I have a list of tasks 1-50 which I want run once (and only once) on a set of 4 computers, each running a worker. I have set up a template similar to tutorial 2 at https://www.rabbitmq.com/tutorials/tutorial-two-python.html
Not all of the computers can run all of the tasks (they haven't all got the software installed)
What I am trying to achieve is the setup that allows the tasks sent to a worker to be filtered.
I read the tutorials on how to achieve this in a broadcast situation using routes however didn't quite grasp what I would need to do to map this back to a simpler push model similar to tutorial 2 (as I don't want to broadcast the jobs).
At some point down the line I would like to be able to scale the number of workers on each box dynamically based on load as well.

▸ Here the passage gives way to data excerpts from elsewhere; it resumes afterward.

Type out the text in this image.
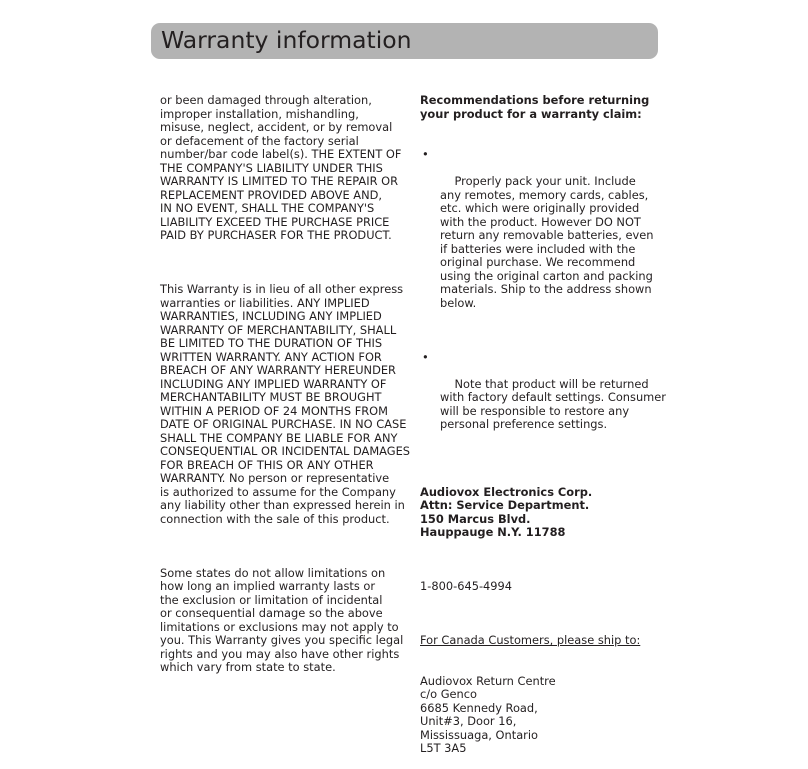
Warranty information

or been damaged through alteration,
improper installation, mishandling,
misuse, neglect, accident, or by removal
or defacement of the factory serial
number/bar code label(s). THE EXTENT OF
THE COMPANY'S LIABILITY UNDER THIS
WARRANTY IS LIMITED TO THE REPAIR OR
REPLACEMENT PROVIDED ABOVE AND,
IN NO EVENT, SHALL THE COMPANY'S
LIABILITY EXCEED THE PURCHASE PRICE
PAID BY PURCHASER FOR THE PRODUCT.

This Warranty is in lieu of all other express
warranties or liabilities. ANY IMPLIED
WARRANTIES, INCLUDING ANY IMPLIED
WARRANTY OF MERCHANTABILITY, SHALL
BE LIMITED TO THE DURATION OF THIS
WRITTEN WARRANTY. ANY ACTION FOR
BREACH OF ANY WARRANTY HEREUNDER
INCLUDING ANY IMPLIED WARRANTY OF
MERCHANTABILITY MUST BE BROUGHT
WITHIN A PERIOD OF 24 MONTHS FROM
DATE OF ORIGINAL PURCHASE. IN NO CASE
SHALL THE COMPANY BE LIABLE FOR ANY
CONSEQUENTIAL OR INCIDENTAL DAMAGES
FOR BREACH OF THIS OR ANY OTHER
WARRANTY. No person or representative
is authorized to assume for the Company
any liability other than expressed herein in
connection with the sale of this product.

Some states do not allow limitations on
how long an implied warranty lasts or
the exclusion or limitation of incidental
or consequential damage so the above
limitations or exclusions may not apply to
you. This Warranty gives you specific legal
rights and you may also have other rights
which vary from state to state.

Recommendations before returning
your product for a warranty claim:

•

Properly pack your unit. Include
any remotes, memory cards, cables,
etc. which were originally provided
with the product. However DO NOT
return any removable batteries, even
if batteries were included with the
original purchase. We recommend
using the original carton and packing
materials. Ship to the address shown
below.

•

Note that product will be returned
with factory default settings. Consumer
will be responsible to restore any
personal preference settings.

Audiovox Electronics Corp.
Attn: Service Department.
150 Marcus Blvd.
Hauppauge N.Y. 11788

1-800-645-4994

For Canada Customers, please ship to:

Audiovox Return Centre
c/o Genco
6685 Kennedy Road,
Unit#3, Door 16,
Mississuaga, Ontario
L5T 3A5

What is the best model I should use and are there any good tutorials or write up's that you can recommend to learn about this approach?
Cheers, Rob
Upvotes: 5
Views: 3135
Reputation: 72868
RabbitMQ doesn't provide a way to selectively consume messages from a queue. A consumer on a queue will always have a chance to receive any given message in that queue. Therefore, you have to pre-filter the messages in to queues for the specific type of work to be done. Once you've done that, your message consumers only consume from the queues for the type of work they can handle.
Say you have 3 types of work to do:
If you try to push messages for all three types of work in to a single queue, then your consumer has to be smart about which ones it can handle. This doesn't work. Your consumer would have to nack
the message back on to the queue if it can't handle it. But there's no guarantee that your message will be picked up by a different consumer that can handle it. It may go back to the same consumer which would then nack
it back on to the queue again.
This is the selective consumer anti-pattern in RabbitMQ.

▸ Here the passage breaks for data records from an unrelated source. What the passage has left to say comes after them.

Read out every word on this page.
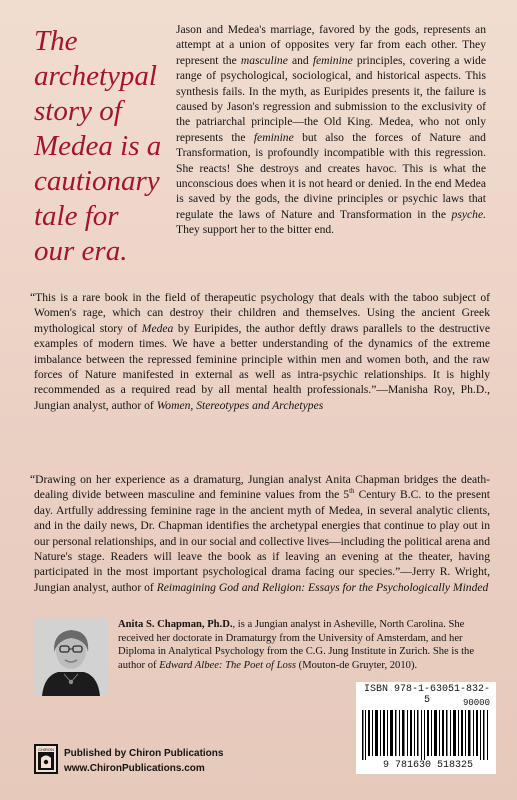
The
archetypal
story of
Medea is a
cautionary
tale for
our era.
Jason and Medea's marriage, favored by the gods, represents an attempt at a union of opposites very far from each other. They represent the masculine and feminine principles, covering a wide range of psychological, sociological, and historical aspects. This synthesis fails. In the myth, as Euripides presents it, the failure is caused by Jason's regression and submission to the exclusivity of the patriarchal principle—the Old King. Medea, who not only represents the feminine but also the forces of Nature and Transformation, is profoundly incompatible with this regression. She reacts! She destroys and creates havoc. This is what the unconscious does when it is not heard or denied. In the end Medea is saved by the gods, the divine principles or psychic laws that regulate the laws of Nature and Transformation in the psyche. They support her to the bitter end.
“This is a rare book in the field of therapeutic psychology that deals with the taboo subject of Women's rage, which can destroy their children and themselves. Using the ancient Greek mythological story of Medea by Euripides, the author deftly draws parallels to the destructive examples of modern times. We have a better understanding of the dynamics of the extreme imbalance between the repressed feminine principle within men and women both, and the raw forces of Nature manifested in external as well as intra-psychic relationships. It is highly recommended as a required read by all mental health professionals.”—Manisha Roy, Ph.D., Jungian analyst, author of Women, Stereotypes and Archetypes
“Drawing on her experience as a dramaturg, Jungian analyst Anita Chapman bridges the death-dealing divide between masculine and feminine values from the 5th Century B.C. to the present day. Artfully addressing feminine rage in the ancient myth of Medea, in several analytic clients, and in the daily news, Dr. Chapman identifies the archetypal energies that continue to play out in our personal relationships, and in our social and collective lives—including the political arena and Nature's stage. Readers will leave the book as if leaving an evening at the theater, having participated in the most important psychological drama facing our species.”—Jerry R. Wright, Jungian analyst, author of Reimagining God and Religion: Essays for the Psychologically Minded
Anita S. Chapman, Ph.D., is a Jungian analyst in Asheville, North Carolina. She received her doctorate in Dramaturgy from the University of Amsterdam, and her Diploma in Analytical Psychology from the C.G. Jung Institute in Zurich. She is the author of Edward Albee: The Poet of Loss (Mouton-de Gruyter, 2010).
ISBN 978-1-63051-832-5	90000
9 781630 518325
CHIRON Published by Chiron Publications
www.ChironPublications.com
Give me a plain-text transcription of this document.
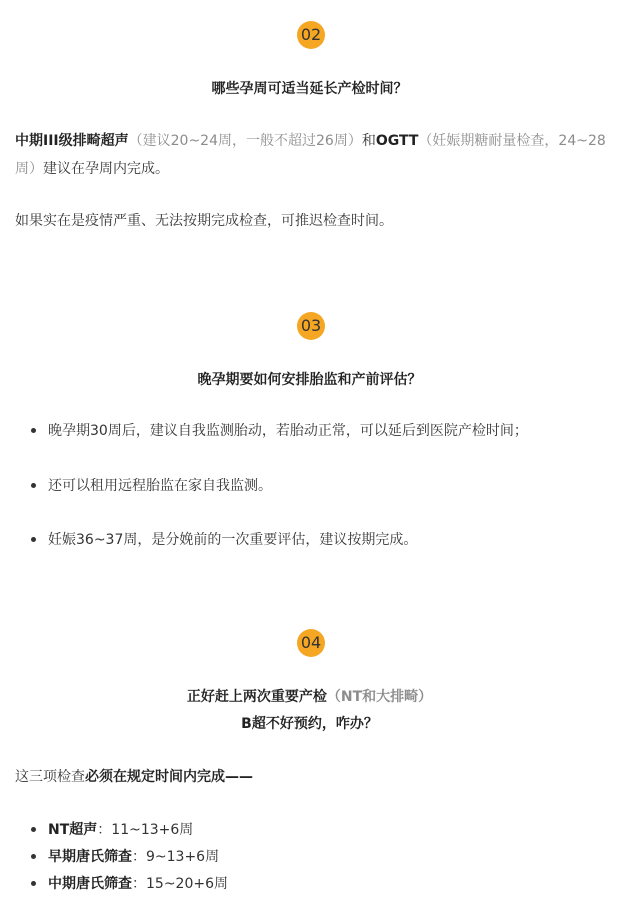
02
哪些孕周可适当延长产检时间？
中期III级排畸超声（建议20~24周，一般不超过26周）和OGTT（妊娠期糖耐量检查，24~28周）建议在孕周内完成。
如果实在是疫情严重、无法按期完成检查，可推迟检查时间。
03
晚孕期要如何安排胎监和产前评估？
晚孕期30周后，建议自我监测胎动，若胎动正常，可以延后到医院产检时间；
还可以租用远程胎监在家自我监测。
妊娠36~37周，是分娩前的一次重要评估，建议按期完成。
04
正好赶上两次重要产检（NT和大排畸）
B超不好预约，咋办？
这三项检查必须在规定时间内完成——
NT超声：11~13+6周
早期唐氏筛查：9~13+6周
中期唐氏筛查：15~20+6周
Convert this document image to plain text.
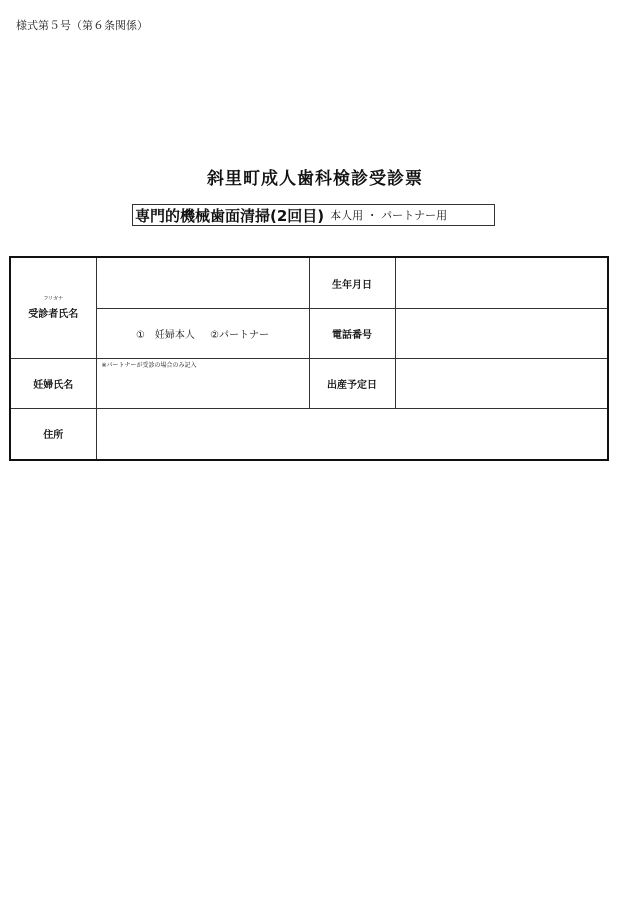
様式第５号（第６条関係）
斜里町成人歯科検診受診票
専門的機械歯面清掃(2回目) 本人用 ・ パートナー用
フリガナ
受診者氏名		生年月日	
	①　妊婦本人 ②パートナー	電話番号	
妊婦氏名	※パートナーが受診の場合のみ記入	出産予定日	
住所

Instead, you need to pre-filter your messages in to queues for specific types of work. You do this through the use of routing keys in the exchange -> queue bindings.

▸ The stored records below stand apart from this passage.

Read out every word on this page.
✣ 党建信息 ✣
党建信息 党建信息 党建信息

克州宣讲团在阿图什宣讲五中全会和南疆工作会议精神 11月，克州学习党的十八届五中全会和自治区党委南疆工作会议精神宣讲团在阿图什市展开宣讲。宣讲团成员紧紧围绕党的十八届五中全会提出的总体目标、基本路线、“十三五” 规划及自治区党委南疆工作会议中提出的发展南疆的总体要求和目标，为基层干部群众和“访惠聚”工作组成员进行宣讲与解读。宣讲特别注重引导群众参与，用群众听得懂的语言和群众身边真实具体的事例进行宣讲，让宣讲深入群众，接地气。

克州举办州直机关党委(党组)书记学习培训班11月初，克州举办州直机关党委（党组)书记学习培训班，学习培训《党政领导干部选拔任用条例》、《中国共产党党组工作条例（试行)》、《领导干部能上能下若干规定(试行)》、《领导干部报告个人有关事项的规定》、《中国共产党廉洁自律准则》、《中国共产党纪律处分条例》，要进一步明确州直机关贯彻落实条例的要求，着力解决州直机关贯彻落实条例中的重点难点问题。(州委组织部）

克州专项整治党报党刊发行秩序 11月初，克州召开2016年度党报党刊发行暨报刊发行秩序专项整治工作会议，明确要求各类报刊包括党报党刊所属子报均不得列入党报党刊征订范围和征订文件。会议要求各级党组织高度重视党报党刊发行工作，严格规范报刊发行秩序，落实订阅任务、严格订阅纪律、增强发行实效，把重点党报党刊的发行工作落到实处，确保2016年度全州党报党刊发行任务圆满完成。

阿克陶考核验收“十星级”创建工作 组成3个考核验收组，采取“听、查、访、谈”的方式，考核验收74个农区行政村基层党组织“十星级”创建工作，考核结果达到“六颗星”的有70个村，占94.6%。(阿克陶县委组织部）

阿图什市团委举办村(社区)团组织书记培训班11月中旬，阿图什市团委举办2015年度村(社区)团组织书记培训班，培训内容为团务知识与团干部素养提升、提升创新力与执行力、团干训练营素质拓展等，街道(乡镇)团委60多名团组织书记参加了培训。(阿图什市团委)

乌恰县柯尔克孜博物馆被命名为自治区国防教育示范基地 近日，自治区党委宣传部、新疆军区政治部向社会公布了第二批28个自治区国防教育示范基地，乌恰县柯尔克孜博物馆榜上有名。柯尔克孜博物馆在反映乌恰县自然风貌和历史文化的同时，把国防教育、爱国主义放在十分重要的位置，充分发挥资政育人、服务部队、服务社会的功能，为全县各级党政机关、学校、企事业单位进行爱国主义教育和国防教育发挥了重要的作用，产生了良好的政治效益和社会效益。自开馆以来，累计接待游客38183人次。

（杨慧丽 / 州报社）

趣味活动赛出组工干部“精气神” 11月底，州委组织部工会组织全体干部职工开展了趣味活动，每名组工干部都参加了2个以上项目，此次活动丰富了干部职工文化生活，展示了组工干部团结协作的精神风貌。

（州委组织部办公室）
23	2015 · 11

Using the three job types above, you could have a setup like this:
| exchange | routing key | queue | | -------- | ----------- | ----- | | jobs | job.a | job.a | | jobs | job.b | job.b | | jobs | job.c | job.c |
Your code that consumes these messages needs to know which type of job it can handle. Then, it only subscribes to the queue for that type of work.
Say you have 2 computers that are message consumers. Computer 1 can handle JobA and JobB. Computer 2 can handle JobB and JobC. In this scenario, you end up with 1 computer handling JobA, 2 computers handling JobB and 1 computer handling JobC. There are only 2 computers total, but each of them handles multiple jobs... only the jobs they know how to handle, though.
You guarantee Computer1 only gets JobA and JobB by only having it subscribe to the queue for job.a and job.b. The same goes for any other consumer in your system.
Having done this, scaling the number of workers is easy. You need more workers on JobA? No problem. Just add another consumer of the job.a queue.
Hope that helps!
Upvotes: 8